NAME                   AVAIL    USED  USEDSNAP  USEDDS  USEDREFRESERV  USEDCHILD
ztank/mytests           612G   1.51G         0   1.51G              0          0
ztank/test              612G   11.0G     10.9G   48.9M              0          0

The USEDDS column show the size of files in the dataset - only files without snapshots, reservations etc.
The USEDREFRESERV value is reporting the space used by refreservation for this dataset.
The USEDCHILD value is reporting the space used by its children.
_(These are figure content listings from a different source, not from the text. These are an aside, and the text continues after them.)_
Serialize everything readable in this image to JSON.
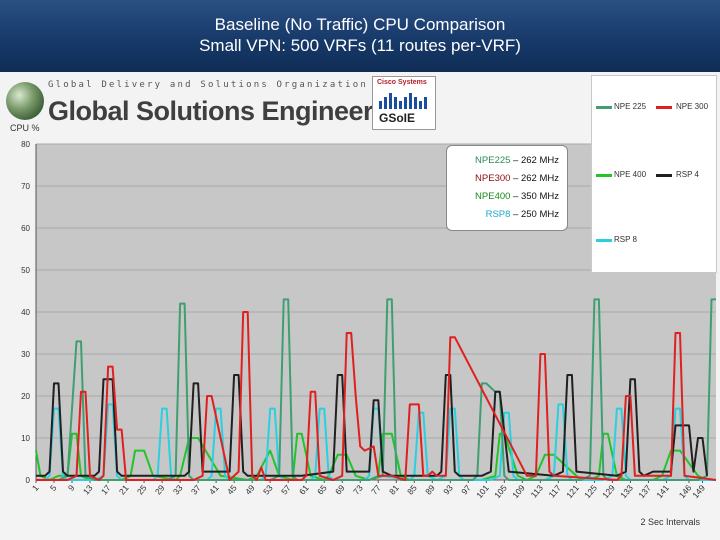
{
  "slide": {
    "title_line1": "Baseline (No Traffic) CPU Comparison",
    "title_line2": "Small VPN: 500 VRFs (11 routes per-VRF)"
  },
  "logo": {
    "org_line": "Global Delivery and Solutions Organization",
    "name": "Global Solutions Engineering",
    "cisco_label": "Cisco Systems",
    "gsoie_label": "GSoIE"
  },
  "mhz_box": [
    {
      "prefix": "NPE225",
      "suffix": " – 262 MHz",
      "color": "#2a8a5a"
    },
    {
      "prefix": "NPE300",
      "suffix": " – 262 MHz",
      "color": "#8a1010"
    },
    {
      "prefix": "NPE400",
      "suffix": " – 350 MHz",
      "color": "#1a8a1a"
    },
    {
      "prefix": "RSP8",
      "suffix": " – 250 MHz",
      "color": "#1aa8c8"
    }
  ],
  "chart_data": {
    "type": "line",
    "ylabel": "CPU %",
    "xlabel": "2 Sec Intervals",
    "ylim": [
      0,
      80
    ],
    "yticks": [
      "0",
      "10",
      "20",
      "30",
      "40",
      "50",
      "60",
      "70",
      "80"
    ],
    "x_tick_labels": [
      "1",
      "5",
      "9",
      "13",
      "17",
      "21",
      "25",
      "29",
      "33",
      "37",
      "41",
      "45",
      "49",
      "53",
      "57",
      "61",
      "65",
      "69",
      "73",
      "77",
      "81",
      "85",
      "89",
      "93",
      "97",
      "101",
      "105",
      "109",
      "113",
      "117",
      "121",
      "125",
      "129",
      "133",
      "137",
      "141",
      "146",
      "149"
    ],
    "x_range": [
      1,
      152
    ],
    "grid": true,
    "legend_position": "right",
    "series": [
      {
        "name": "NPE 225",
        "color": "#3f9f72",
        "x": [
          1,
          6,
          8,
          10,
          11,
          12,
          14,
          30,
          32,
          33,
          34,
          35,
          36,
          50,
          53,
          55,
          56,
          57,
          58,
          59,
          62,
          75,
          78,
          79,
          80,
          81,
          82,
          85,
          98,
          99,
          100,
          101,
          102,
          103,
          104,
          105,
          106,
          107,
          109,
          122,
          124,
          125,
          126,
          127,
          128,
          129,
          130,
          148,
          150,
          151,
          152
        ],
        "y": [
          0,
          0,
          1,
          33,
          33,
          1,
          0,
          0,
          1,
          42,
          42,
          1,
          0,
          0,
          0,
          1,
          43,
          43,
          1,
          0,
          0,
          0,
          1,
          43,
          43,
          1,
          0,
          0,
          0,
          1,
          23,
          23,
          22,
          21,
          21,
          1,
          0,
          0,
          0,
          0,
          1,
          43,
          43,
          1,
          0,
          0,
          0,
          0,
          1,
          43,
          43
        ]
      },
      {
        "name": "NPE 300",
        "color": "#e02020",
        "x": [
          1,
          8,
          10,
          11,
          12,
          13,
          15,
          16,
          17,
          18,
          19,
          20,
          21,
          30,
          36,
          38,
          39,
          40,
          44,
          46,
          47,
          48,
          49,
          50,
          51,
          52,
          60,
          61,
          62,
          63,
          64,
          67,
          69,
          70,
          71,
          72,
          73,
          74,
          76,
          77,
          78,
          79,
          80,
          83,
          84,
          85,
          86,
          87,
          88,
          89,
          90,
          91,
          92,
          93,
          94,
          110,
          112,
          113,
          114,
          115,
          116,
          130,
          131,
          132,
          133,
          134,
          135,
          136,
          137,
          138,
          141,
          142,
          143,
          144,
          145,
          152
        ],
        "y": [
          0,
          0,
          1,
          21,
          21,
          1,
          0,
          1,
          27,
          27,
          12,
          12,
          0,
          0,
          0,
          1,
          20,
          20,
          0,
          2,
          40,
          40,
          1,
          0,
          3,
          0,
          0,
          1,
          21,
          21,
          1,
          0,
          1,
          35,
          35,
          20,
          8,
          7,
          8,
          1,
          1,
          1,
          1,
          0,
          18,
          18,
          18,
          1,
          1,
          2,
          1,
          1,
          1,
          34,
          34,
          1,
          1,
          30,
          30,
          2,
          1,
          0,
          1,
          20,
          20,
          1,
          1,
          1,
          1,
          1,
          1,
          1,
          35,
          35,
          1,
          0
        ]
      },
      {
        "name": "NPE 400",
        "color": "#22c42a",
        "x": [
          1,
          2,
          4,
          6,
          8,
          9,
          10,
          11,
          13,
          20,
          22,
          23,
          25,
          27,
          32,
          33,
          35,
          37,
          42,
          48,
          50,
          53,
          55,
          58,
          59,
          60,
          62,
          65,
          66,
          68,
          70,
          72,
          75,
          77,
          78,
          80,
          82,
          84,
          88,
          100,
          103,
          104,
          105,
          108,
          110,
          112,
          114,
          116,
          122,
          124,
          126,
          127,
          128,
          130,
          132,
          134,
          138,
          140,
          142,
          144,
          148,
          150,
          151,
          152
        ],
        "y": [
          7,
          1,
          0,
          1,
          1,
          11,
          11,
          1,
          0,
          0,
          1,
          7,
          7,
          1,
          0,
          1,
          10,
          10,
          1,
          0,
          1,
          7,
          1,
          0,
          11,
          11,
          1,
          0,
          1,
          6,
          6,
          1,
          0,
          1,
          11,
          11,
          1,
          0,
          0,
          0,
          1,
          11,
          11,
          1,
          0,
          1,
          6,
          6,
          0,
          0,
          1,
          11,
          11,
          1,
          0,
          0,
          0,
          1,
          7,
          7,
          1,
          0,
          0,
          0
        ]
      },
      {
        "name": "RSP 4",
        "color": "#202020",
        "x": [
          1,
          3,
          4,
          5,
          6,
          7,
          8,
          14,
          15,
          16,
          17,
          18,
          19,
          20,
          34,
          35,
          36,
          37,
          38,
          39,
          40,
          44,
          45,
          46,
          47,
          48,
          60,
          67,
          68,
          69,
          70,
          71,
          72,
          75,
          76,
          77,
          78,
          80,
          81,
          90,
          91,
          92,
          93,
          94,
          95,
          100,
          102,
          103,
          104,
          106,
          116,
          118,
          119,
          120,
          121,
          130,
          132,
          133,
          134,
          135,
          136,
          138,
          141,
          142,
          143,
          144,
          145,
          146,
          147,
          148,
          149,
          150
        ],
        "y": [
          1,
          1,
          2,
          23,
          23,
          2,
          1,
          1,
          2,
          24,
          24,
          24,
          2,
          1,
          1,
          2,
          23,
          23,
          2,
          2,
          2,
          2,
          25,
          25,
          2,
          1,
          1,
          2,
          25,
          25,
          2,
          2,
          2,
          2,
          19,
          19,
          2,
          1,
          1,
          1,
          2,
          25,
          25,
          2,
          1,
          1,
          2,
          21,
          21,
          2,
          1,
          2,
          25,
          25,
          2,
          1,
          2,
          24,
          24,
          2,
          1,
          2,
          2,
          2,
          13,
          13,
          13,
          13,
          2,
          10,
          10,
          1
        ]
      },
      {
        "name": "RSP 8",
        "color": "#2ad0e0",
        "x": [
          1,
          3,
          4,
          5,
          6,
          7,
          8,
          14,
          16,
          17,
          18,
          19,
          20,
          27,
          28,
          29,
          30,
          31,
          32,
          39,
          40,
          41,
          42,
          43,
          44,
          51,
          52,
          53,
          54,
          55,
          56,
          62,
          63,
          64,
          65,
          66,
          67,
          74,
          75,
          76,
          77,
          78,
          84,
          85,
          86,
          87,
          88,
          90,
          92,
          93,
          94,
          95,
          96,
          102,
          104,
          105,
          106,
          107,
          108,
          114,
          116,
          117,
          118,
          119,
          120,
          127,
          129,
          130,
          131,
          132,
          133,
          140,
          142,
          143,
          144,
          145,
          146,
          152
        ],
        "y": [
          0,
          0,
          1,
          17,
          17,
          1,
          0,
          0,
          1,
          18,
          18,
          1,
          0,
          0,
          1,
          17,
          17,
          1,
          0,
          0,
          1,
          17,
          17,
          1,
          0,
          0,
          1,
          17,
          17,
          1,
          0,
          0,
          1,
          17,
          17,
          1,
          0,
          0,
          1,
          17,
          17,
          1,
          0,
          1,
          16,
          16,
          1,
          0,
          1,
          17,
          17,
          1,
          0,
          0,
          1,
          16,
          16,
          1,
          0,
          0,
          1,
          18,
          18,
          1,
          0,
          0,
          1,
          17,
          17,
          1,
          0,
          0,
          1,
          17,
          17,
          1,
          0,
          0
        ]
      }
    ]
  }
}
If we would go back to this example within the hierarchy:
NAME                   AVAIL    USED  USEDSNAP USEDDS  USEDREFRESERV USEDCHILD
zroot/home             49.3G    2.0G         0      0              0      2.0G
zroot/home/def         49.3G    1.0G         0   1.0G              0        0G
zroot/home/oshogbo     49.3G    1.0G         0   1.0G              0        0G

We see that zroot/home does not USEDDS any of the data and its child (USEDCHILD) is using 2.0GBs.

df

The df(1) output may be a little bit confusing.
Filesystem            Size Used Avail Capacity  Mounted on
zroot                  64G  14G   49G      23%  /
zroot/tmp              51G 1.9G   49G       4%  /tmp
zroot/usr              87G  38G   49G      44%  /usr
zroot/var              54G 5.0G   49G       9%  /var

Normally df(1) reports the size of all of the filesystem in the operating systems. The problem is that all the filesystems (datasets) are using the same pool of data and all of it is available to any of the filesytems. So, if we were to add it up as we use to it would turn out that our disk is much bigger.

This is also the reason why we can’t depend on the capacity value. You also may notice that the size of the file system shrinks as space is used up and grows when space is freed. This tool will give us incorrect answers. This may also confuse other tools and windows machines while we mount datasets via SAMBA.

The situation in which we can depend on the df is the used size. This value correspondents to the REFER value of the zfs list, and also to determining where the mount points of datasets are.

du and ls

Let’s examine this example:
# zfs list
NAME                USED AVAIL REFER MOUNTPOINT
ztank/test           23K   625   23K /test

# du -h file3
512B    file3

# ls -lah
-rw-r--r--  1 root wheel   1.0G May 12 13:40 file3

The zfs list says that we are using 23KB of data. du(1) is saying a few bytes and ls(1) is reporting a GB. The case is the written file is compressed or full of zeros which ZFS also compress.

The du(1) tool reports how many bytes are used to store the contents of the files after compression, dedupe and so on.

The ls -l shows the real size of the file. If you plan to copy a file to a different FS without compression you need to prepare to have enough disk size.

Summary

The understanding of how ZFS is uses space and how to determine which value means what is a crucial thing. I hope thanks to this article I will finally remember it!